Occupy’s birth in the shadow of and days after the tenth anniversary of the September 11 attacks was a rupture. As the first radical movement of the 21st century in the United States, Occupy revived confrontational politics squelched by the “war on terror.” Its use of direct action for wealth redistribution and against state power has been explicitly adopted by today’s immigrant-rights, low-wage worker, and climate-justice movements. Occupy popularized class lingo with “we are the 99%” and “the 1%,” putting the wealthy on the defensive ideologically. Without Occupy, neither the US$15-an-hour minimum wage movement nor Bernie Sanders’ presidential campaign would have gained such traction.
Activists have tried to anoint successors to Occupy Wall Street, such as Occupy Sandy, the post-hurricane relief effort that was a hybrid of community organizing and charity. But none have matched the spirit or form of Occupy as closely as the Black Lives Matter movement. Now, there is no direct line between the two, as there is with Kshama Sawant. She came to prominence with Occupy, then won election to the Seattle City Council in 2013 on a “$15 Now” platform, and is running for re-election as a “voice for the 99%” against an opponent bankrolled by CEOs, landlords, and business interests.
Black Lives Matter is the true heir to Occupy because it uses militant protest, digital media, and fluid and opaque leadership structures to challenge state power. The difference is Black Lives Matter began by targeting state force rather than its economic power.
Ironically, by early 2012 some Occupy groups were squandering popular capital on “fuck the police” marches that drew only the hardcore. Black Lives Matter has gone the other way, from a cry against the routine killing of unarmed Blacks to connecting police violence to economic violence. Opal Tometi, a leader of Black Lives Matter, told The Nation that “violence that’s sanctioned by the state” is more than the police. It includes poverty, “attacks on labor unions and what that has done to the standard of living, the employability of our people, the kind of wages that we are making, and the benefits.”
Black Lives Matter has had more staying power even as it has experienced growing pains, strategic splits, and conflicts over who is a leader given the ability to use social media to draw a following. Unlike Occupy, Black Lives Matter is rooted in a community. Black America is shaped as much by the violence that birthed this nation, and sustains it, as it as by the resistive creation that’s grown out of the soiled history.

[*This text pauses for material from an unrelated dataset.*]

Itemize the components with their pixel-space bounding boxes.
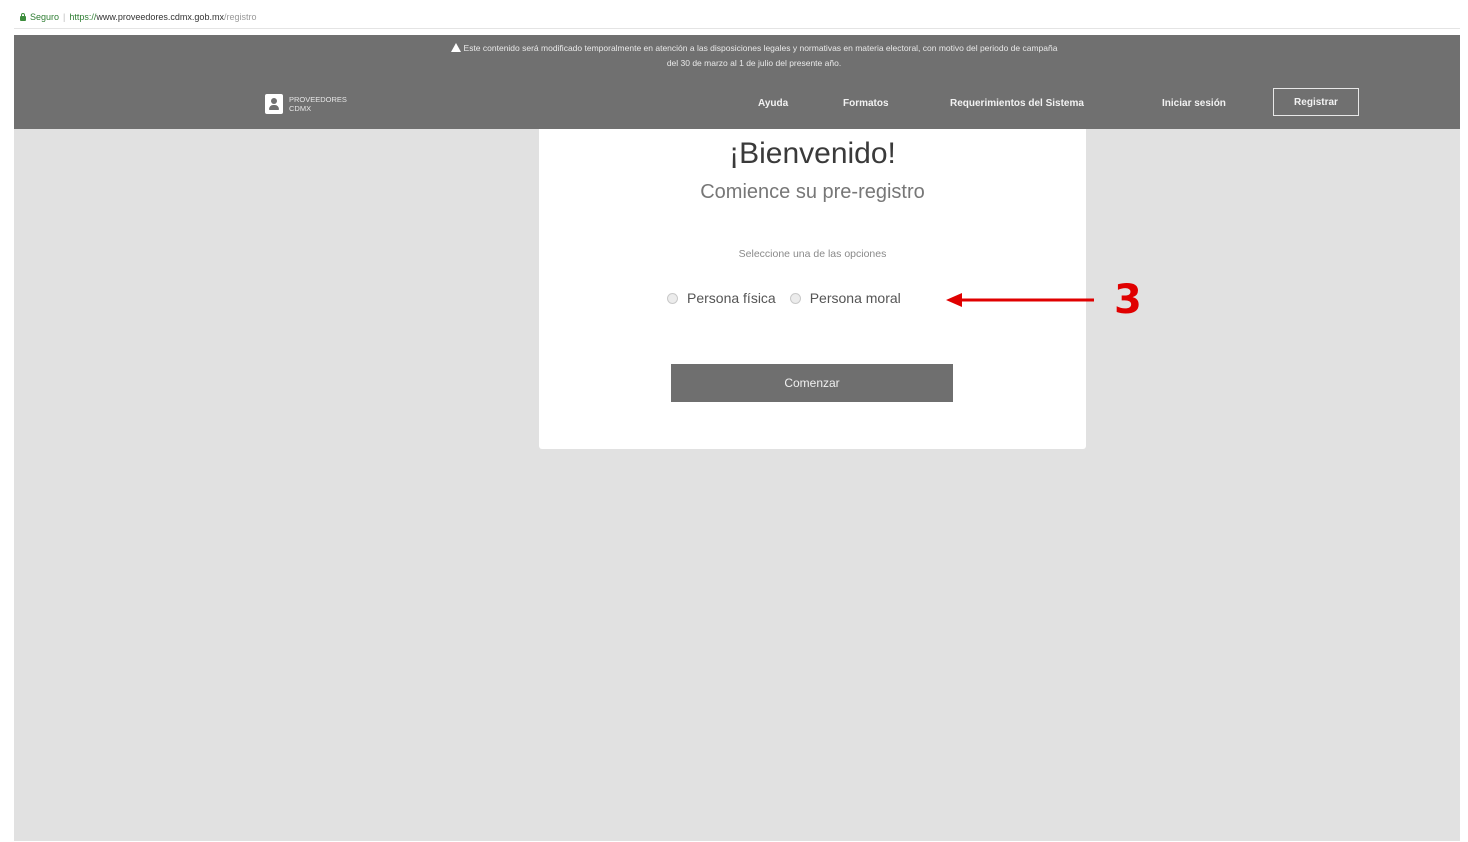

But that doesn’t make Black Lives Matter immune to attempted co-optation, especially in the crucible of the 2016 election. Just as liberal groups like MoveOn, SEIU, and Rebuild the Dream tried to steal Occupy’s thunder with a “99% Spring” linked to their pro-Democratic Party agenda, so too have groups like the Justice League NYC pushed “establishment-friendly reformism” under the banner of Black Lives Matter.
The climate-justice movement is fractured by the same confrontation and cooptation divide. Blockades from below have slowed the construction of pipelines, the movement of coal trains, the development of natural-gas export terminals, and the sailing of oil-drilling ships to the Arctic. But the 2014 “People’s Climate March,” hyped as the next phase of Occupy, was defanged by well-funded liberals who turned it into a corporate P.R. march devoid of politics, instead of the initial vision of a Seattle-style blockade around the United Nations.
This, too, is the legacy of Occupy Wall Street. Amorphous, “leaderless” networks can respond quickly to a crisis but act as quicksand to movement building. Occupiers wound up butting their heads against the state even as they opened up new paths for their successors. These new movements have had more material success than Occupy Wall Street, but the age-old challenge that Occupy put into stark relief remains: will they settle for reform when they came to have a revolution.